Während dem Schreiben dieses Artikels ist mir noch ein Erlebnis eingefallen, das genau dieses zweite Problem aufzeigt:

Als ich hochschwanger mit meinem ersten Kind zur Kontrolle im Krankenhaus war, saßen im Wartebereich auch zwei Mädels. Ihre vollgekritzelten Eastpak-Schulrucksäcke mit bunten Ansteckern ließen auf ein Alter von etwa 13/14 Jahre schließen.
Eine von den beiden glaubte, schwanger zu sein. Die andere versuchte, sie zu beruhigen.
Als dann der etwa gleichaltrige Freund aus der Schule kam, sprach er sofort von Abtreibung.
Sie war dann (Gott sei dank) nicht schwanger. Aus der Reaktion der Ärzte konnte ich schließen, dass sie sowas schon öfter gesehen hatten. Sie drückten den Jugendlichen einen Flyer über Verhütung in die Hand, das war’s.

Ich war geschockt ob der Gleichgültigkeit, mit der diese Kinder über Abtreibung sprachen. Klar, sie waren aufgeregt, ihre Eltern könnten ja was spitzkriegen.
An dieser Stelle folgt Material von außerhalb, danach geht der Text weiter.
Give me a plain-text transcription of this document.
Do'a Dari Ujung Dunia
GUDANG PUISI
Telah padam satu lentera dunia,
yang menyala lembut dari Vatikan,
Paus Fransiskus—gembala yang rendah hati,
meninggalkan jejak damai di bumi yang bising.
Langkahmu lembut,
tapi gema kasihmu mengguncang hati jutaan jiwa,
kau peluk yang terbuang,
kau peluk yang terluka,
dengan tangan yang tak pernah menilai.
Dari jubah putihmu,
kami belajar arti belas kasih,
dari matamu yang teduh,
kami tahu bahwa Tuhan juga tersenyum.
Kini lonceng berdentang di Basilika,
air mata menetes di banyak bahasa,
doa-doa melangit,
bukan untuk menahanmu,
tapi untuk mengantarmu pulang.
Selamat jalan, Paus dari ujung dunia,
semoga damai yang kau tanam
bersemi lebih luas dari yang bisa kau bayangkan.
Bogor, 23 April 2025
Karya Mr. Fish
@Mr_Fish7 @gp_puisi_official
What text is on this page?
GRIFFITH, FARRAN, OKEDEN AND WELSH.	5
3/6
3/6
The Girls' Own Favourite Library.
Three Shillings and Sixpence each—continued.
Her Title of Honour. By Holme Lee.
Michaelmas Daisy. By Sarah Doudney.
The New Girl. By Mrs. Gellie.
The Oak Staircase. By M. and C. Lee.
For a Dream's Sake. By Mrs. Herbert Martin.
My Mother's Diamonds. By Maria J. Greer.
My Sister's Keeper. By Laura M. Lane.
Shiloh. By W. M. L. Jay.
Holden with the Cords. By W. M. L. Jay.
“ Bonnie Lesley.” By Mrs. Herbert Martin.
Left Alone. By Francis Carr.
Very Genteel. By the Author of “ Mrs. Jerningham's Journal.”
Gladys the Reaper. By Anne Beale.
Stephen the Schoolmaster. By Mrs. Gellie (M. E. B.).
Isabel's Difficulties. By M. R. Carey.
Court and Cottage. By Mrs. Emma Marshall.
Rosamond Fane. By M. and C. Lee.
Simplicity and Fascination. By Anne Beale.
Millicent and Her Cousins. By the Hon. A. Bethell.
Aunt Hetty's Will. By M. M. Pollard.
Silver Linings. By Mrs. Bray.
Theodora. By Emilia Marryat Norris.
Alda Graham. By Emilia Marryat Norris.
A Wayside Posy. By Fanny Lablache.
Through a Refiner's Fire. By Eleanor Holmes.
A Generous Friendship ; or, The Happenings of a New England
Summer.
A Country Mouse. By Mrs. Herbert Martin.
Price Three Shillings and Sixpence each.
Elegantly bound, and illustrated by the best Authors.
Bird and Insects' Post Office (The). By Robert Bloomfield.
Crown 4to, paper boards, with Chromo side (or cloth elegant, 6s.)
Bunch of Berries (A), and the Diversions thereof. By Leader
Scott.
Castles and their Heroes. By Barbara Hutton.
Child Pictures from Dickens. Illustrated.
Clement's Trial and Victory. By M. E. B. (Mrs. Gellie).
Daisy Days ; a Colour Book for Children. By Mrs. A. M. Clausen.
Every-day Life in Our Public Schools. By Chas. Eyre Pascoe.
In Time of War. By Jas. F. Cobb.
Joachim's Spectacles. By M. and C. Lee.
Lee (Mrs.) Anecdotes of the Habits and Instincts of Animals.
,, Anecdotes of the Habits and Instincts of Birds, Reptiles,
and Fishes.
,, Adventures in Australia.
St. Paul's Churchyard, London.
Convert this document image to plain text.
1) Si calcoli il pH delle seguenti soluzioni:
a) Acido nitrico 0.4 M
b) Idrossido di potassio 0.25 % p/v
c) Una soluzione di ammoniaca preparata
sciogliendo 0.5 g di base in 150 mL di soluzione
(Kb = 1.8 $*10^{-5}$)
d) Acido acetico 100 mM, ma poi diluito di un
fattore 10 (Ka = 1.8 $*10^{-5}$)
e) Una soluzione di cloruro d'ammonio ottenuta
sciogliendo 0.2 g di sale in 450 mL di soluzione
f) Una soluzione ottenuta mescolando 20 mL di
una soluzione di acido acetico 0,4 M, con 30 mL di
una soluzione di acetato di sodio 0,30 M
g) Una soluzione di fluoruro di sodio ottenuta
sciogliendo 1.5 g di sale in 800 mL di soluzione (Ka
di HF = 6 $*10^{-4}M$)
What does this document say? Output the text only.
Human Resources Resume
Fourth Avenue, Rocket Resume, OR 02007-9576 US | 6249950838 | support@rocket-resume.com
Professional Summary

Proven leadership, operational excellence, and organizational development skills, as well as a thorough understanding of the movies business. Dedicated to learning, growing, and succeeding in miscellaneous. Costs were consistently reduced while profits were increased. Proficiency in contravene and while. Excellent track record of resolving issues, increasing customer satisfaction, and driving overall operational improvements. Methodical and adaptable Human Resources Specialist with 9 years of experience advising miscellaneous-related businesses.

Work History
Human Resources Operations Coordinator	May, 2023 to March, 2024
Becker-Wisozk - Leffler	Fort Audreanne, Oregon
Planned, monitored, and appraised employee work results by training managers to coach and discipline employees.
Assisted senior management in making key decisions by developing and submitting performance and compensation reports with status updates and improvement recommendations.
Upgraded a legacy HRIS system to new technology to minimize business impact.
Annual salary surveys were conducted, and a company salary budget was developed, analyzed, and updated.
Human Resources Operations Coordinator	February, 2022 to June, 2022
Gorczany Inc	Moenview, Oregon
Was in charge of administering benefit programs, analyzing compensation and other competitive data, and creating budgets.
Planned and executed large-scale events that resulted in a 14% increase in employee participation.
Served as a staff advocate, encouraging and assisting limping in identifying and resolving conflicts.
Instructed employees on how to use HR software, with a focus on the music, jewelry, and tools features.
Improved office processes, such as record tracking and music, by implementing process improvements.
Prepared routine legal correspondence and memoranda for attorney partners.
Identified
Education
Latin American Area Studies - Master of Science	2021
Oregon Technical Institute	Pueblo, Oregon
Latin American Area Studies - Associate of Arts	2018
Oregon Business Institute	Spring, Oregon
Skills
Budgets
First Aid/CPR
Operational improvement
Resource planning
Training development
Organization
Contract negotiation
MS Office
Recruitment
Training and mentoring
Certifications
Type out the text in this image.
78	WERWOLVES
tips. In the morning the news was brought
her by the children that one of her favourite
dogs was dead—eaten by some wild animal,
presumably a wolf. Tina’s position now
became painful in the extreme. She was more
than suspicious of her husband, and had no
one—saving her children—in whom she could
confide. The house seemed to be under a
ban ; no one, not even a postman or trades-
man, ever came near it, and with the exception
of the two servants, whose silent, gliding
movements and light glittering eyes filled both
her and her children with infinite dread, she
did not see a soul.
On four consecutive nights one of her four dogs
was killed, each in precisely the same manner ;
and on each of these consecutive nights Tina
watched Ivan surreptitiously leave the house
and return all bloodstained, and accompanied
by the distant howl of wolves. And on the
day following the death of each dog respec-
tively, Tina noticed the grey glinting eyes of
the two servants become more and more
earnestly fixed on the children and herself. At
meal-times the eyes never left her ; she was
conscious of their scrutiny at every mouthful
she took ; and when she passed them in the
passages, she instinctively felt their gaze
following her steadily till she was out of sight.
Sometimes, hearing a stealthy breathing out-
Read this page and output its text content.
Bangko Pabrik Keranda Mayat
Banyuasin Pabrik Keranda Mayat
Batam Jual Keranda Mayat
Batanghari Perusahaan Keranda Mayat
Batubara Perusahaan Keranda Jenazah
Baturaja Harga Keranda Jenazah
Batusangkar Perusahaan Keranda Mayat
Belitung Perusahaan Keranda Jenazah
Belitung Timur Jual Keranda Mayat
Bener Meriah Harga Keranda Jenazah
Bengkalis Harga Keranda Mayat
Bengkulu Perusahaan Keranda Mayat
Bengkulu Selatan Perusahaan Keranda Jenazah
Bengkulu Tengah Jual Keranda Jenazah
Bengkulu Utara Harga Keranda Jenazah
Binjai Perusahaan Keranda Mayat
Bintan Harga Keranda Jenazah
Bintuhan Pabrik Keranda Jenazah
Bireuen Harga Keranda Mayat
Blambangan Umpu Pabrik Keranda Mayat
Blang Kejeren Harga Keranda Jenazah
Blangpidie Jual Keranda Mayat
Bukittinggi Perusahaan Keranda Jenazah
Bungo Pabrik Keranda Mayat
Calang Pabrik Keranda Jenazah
Aber wie sie da ganz selbstverständlich von einem Abbruch ausgingen… das versetzte meinem Mutter-Herz einen Stich.

Und auch wie sie über Sex sprachen – ganz salopp nebenbei, als ob es nichts Besonderes wäre.

Gott hat uns mit der Sexualität so etwas schönes und aufregendes geschenkt!

Und er möchte, dass wir es im sicheren Rahmen der Ehe ein ganzes Leben lang in vollen Zügen auskosten können.

Wegen oben beschriebener Indoktrination wird das so vielen Menschen vorenthalten! Wir müssen uns dringend für eine altersgerechte, sensible Aufklärung einsetzen und unsere Kinder vor Erlebnissen bewahren, wie ich sie leider machen musste.